The last form of indexing common when using `MDAnalysis` is so-called [advanced indexing](https://docs.scipy.org/doc/numpy/reference/arrays.indexing.html#advanced-indexing), also sometimes called "fancy" indexing. If instead of just single index value, we give a `list` of index values when indexing an array:

In [75]:
positions[[1, 3, 5]]

array([[51.190002, 44.11    , 31.720001],
       [52.47    , 43.170006, 32.370003],
       [53.83    , 43.47    , 30.54    ]], dtype=float32)

What we get back is an array of those elements corresponding to the given indices, in order. Repeats are allowed:

In [77]:
positions[[3, 3, 3, 1]]

array([[52.47    , 43.170006, 32.370003],
       [52.47    , 43.170006, 32.370003],
       [52.47    , 43.170006, 32.370003],
       [51.190002, 44.11    , 31.720001]], dtype=float32)

This is useful when we know precisely which indices we want to select out of an existing array. There is no need to select each element from a set of indices in a loop.

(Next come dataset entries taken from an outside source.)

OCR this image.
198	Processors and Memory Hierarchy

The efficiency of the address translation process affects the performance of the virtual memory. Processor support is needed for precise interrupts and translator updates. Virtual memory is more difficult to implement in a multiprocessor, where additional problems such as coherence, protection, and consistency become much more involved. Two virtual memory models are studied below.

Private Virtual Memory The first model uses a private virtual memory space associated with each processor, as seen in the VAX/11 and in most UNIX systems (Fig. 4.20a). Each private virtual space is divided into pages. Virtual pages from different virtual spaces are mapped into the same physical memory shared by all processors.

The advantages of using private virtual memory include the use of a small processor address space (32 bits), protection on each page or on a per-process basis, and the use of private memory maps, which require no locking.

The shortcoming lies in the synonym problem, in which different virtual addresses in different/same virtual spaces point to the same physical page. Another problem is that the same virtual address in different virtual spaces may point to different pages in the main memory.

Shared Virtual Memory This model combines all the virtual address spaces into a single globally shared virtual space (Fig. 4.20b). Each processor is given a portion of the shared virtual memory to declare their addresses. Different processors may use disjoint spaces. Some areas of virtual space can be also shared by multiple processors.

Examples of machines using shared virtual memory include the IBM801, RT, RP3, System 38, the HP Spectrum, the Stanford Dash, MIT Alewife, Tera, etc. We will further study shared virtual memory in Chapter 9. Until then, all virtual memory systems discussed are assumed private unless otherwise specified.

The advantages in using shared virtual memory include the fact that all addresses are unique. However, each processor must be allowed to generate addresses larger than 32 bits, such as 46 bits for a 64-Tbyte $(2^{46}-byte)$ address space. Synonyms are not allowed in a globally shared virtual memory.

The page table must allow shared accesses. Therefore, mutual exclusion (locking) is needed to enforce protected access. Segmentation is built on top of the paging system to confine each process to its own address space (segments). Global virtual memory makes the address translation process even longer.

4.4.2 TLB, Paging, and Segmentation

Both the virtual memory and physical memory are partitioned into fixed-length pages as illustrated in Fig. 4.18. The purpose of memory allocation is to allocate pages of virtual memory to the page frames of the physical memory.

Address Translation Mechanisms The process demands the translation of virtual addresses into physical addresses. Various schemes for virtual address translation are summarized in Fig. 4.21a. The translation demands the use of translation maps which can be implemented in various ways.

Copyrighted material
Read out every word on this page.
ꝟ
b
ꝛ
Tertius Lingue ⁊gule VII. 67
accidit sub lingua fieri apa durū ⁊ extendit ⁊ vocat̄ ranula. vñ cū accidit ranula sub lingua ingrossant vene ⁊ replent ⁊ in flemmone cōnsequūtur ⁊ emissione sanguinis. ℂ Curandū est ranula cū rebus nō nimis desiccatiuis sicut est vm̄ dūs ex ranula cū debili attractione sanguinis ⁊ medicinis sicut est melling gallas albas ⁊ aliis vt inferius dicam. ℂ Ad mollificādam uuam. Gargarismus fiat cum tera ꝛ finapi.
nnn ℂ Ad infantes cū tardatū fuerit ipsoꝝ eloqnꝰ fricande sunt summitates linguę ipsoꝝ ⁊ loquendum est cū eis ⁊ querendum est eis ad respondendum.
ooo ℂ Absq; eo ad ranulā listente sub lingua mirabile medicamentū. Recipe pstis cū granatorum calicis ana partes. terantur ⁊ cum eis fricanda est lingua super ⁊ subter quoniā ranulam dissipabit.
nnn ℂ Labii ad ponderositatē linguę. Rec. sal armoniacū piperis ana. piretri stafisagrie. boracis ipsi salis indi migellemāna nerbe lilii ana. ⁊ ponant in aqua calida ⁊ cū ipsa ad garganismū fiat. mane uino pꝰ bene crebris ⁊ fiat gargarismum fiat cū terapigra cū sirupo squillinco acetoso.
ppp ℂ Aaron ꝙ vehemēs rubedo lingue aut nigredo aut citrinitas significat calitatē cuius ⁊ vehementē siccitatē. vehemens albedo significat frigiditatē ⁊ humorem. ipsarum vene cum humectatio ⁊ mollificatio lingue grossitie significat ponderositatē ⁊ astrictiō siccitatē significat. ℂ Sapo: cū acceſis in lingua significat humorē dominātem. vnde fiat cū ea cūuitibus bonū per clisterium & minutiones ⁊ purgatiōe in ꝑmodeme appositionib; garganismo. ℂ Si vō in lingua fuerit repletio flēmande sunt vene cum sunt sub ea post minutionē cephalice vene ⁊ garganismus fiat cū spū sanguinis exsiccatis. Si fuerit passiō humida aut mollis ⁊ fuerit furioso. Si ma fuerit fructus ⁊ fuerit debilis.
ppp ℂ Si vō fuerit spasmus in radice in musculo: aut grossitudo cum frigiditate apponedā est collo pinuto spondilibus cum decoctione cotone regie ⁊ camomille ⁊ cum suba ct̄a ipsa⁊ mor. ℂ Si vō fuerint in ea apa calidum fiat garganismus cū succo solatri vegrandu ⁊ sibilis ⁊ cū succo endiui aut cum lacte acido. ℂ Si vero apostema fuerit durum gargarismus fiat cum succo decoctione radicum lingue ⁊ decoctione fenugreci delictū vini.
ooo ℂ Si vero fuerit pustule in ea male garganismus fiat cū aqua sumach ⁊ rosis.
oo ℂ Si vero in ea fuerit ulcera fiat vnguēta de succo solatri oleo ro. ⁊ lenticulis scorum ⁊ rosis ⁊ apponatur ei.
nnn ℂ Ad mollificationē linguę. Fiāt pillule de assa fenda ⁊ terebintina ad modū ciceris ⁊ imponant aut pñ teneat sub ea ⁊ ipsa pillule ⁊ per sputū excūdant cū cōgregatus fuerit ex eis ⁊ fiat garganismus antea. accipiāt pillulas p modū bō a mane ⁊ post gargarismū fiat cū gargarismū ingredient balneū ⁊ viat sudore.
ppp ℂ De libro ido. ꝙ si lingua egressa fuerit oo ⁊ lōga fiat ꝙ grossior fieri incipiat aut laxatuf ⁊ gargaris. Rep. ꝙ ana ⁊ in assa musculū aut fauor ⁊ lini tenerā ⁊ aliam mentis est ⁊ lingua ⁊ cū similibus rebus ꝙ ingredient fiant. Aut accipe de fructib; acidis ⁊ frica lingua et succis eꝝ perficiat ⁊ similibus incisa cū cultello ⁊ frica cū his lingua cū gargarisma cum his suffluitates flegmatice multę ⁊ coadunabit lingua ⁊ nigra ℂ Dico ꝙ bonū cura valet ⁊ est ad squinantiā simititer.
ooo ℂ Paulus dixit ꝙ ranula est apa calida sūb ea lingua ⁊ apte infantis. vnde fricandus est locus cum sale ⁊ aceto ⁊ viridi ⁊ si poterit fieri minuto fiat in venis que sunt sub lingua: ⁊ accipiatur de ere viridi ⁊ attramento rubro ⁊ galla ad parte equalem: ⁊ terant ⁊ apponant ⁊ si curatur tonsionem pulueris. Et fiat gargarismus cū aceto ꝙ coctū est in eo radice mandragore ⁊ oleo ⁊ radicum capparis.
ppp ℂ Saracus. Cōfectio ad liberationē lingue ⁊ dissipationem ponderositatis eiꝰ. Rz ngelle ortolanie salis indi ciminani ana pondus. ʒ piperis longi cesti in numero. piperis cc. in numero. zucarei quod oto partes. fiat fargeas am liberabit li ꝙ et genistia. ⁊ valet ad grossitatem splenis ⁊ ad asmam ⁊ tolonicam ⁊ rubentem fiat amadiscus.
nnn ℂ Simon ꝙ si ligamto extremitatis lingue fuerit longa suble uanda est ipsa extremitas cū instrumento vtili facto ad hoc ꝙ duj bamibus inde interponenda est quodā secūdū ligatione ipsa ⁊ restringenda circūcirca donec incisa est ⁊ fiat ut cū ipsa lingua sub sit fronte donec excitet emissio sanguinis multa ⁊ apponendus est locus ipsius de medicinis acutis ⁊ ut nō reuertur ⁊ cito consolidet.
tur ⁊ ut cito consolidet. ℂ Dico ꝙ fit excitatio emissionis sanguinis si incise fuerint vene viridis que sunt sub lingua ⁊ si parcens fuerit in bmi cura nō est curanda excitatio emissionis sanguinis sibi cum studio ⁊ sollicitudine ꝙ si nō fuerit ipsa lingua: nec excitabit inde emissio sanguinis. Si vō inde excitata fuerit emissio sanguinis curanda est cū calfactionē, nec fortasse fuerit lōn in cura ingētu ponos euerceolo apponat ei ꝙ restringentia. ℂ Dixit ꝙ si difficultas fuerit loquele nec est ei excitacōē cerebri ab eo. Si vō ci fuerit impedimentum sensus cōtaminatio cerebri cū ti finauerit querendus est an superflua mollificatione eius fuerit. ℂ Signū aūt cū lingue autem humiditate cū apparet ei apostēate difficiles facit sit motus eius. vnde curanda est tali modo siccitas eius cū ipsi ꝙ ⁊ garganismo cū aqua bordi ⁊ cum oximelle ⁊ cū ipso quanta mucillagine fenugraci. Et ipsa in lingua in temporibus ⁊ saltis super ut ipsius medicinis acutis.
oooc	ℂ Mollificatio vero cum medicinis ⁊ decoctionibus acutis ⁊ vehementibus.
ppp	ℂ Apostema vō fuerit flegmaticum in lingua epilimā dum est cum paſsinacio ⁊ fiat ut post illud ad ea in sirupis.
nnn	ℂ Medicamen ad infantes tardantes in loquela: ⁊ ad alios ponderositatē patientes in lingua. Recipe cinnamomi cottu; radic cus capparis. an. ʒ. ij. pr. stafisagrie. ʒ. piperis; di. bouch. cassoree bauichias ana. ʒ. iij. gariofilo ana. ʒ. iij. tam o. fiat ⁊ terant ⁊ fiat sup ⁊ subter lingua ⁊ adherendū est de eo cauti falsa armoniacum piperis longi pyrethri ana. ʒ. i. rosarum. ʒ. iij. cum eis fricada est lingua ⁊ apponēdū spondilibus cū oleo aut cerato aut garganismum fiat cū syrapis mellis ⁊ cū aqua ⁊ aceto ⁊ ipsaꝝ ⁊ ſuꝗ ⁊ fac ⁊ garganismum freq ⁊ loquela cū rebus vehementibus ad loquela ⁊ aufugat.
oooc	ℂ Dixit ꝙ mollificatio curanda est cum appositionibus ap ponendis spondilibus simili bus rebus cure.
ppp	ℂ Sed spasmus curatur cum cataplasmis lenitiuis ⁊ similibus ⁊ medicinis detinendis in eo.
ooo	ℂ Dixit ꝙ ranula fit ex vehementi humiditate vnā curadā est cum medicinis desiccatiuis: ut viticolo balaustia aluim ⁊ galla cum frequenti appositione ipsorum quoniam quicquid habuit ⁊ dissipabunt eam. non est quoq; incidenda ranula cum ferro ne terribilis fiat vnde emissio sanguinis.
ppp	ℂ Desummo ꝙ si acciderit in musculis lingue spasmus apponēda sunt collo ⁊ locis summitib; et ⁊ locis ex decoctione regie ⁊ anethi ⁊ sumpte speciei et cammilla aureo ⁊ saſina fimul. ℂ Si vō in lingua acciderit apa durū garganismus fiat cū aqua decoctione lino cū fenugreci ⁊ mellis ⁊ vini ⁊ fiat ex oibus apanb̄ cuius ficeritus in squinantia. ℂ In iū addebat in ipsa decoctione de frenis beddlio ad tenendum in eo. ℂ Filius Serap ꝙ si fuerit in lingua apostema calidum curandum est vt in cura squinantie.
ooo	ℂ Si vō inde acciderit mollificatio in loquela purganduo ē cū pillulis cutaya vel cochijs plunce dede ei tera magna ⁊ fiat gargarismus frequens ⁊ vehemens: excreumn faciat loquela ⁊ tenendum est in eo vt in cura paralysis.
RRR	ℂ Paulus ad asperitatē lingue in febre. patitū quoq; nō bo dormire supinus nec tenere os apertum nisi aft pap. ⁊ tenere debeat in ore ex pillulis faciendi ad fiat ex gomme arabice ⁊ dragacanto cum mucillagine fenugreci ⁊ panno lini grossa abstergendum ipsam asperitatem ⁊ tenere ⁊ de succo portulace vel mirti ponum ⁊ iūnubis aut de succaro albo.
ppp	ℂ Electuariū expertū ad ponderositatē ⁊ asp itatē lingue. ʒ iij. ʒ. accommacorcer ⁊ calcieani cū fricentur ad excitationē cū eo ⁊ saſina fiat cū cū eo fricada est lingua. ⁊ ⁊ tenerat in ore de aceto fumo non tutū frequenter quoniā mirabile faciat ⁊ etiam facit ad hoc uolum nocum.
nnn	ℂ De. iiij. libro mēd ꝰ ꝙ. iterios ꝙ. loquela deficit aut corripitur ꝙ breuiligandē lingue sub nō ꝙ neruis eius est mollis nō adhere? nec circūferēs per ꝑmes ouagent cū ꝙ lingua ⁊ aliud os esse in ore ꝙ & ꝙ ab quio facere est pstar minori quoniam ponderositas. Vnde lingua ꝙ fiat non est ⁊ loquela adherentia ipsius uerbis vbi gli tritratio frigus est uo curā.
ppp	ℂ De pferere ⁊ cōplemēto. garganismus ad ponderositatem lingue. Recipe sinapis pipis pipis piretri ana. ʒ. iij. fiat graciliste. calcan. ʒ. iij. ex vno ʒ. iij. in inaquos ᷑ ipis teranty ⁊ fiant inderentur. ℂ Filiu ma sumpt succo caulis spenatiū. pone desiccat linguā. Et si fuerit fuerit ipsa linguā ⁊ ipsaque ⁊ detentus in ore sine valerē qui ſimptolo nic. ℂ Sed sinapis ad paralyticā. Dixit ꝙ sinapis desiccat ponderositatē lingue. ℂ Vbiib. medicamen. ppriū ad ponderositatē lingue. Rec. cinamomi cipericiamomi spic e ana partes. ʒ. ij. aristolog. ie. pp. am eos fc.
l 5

Even if you don't find you need it much, advanced indexing such as this is used heavily internal to `MDAnalysis` to make topology selection operations *fast*.

## Numpy arrays are the core of the scientific Python ecosystem

MDAnalysis is just one of many tools that leverage `numpy` to great effect. Developing a solid grasp of `numpy` arrays will carry over to tools as wide-ranging as `pandas` for statistical data analysis and *scikit-learn* for training machine learning models. `numpy` sits at the core of all of these tools.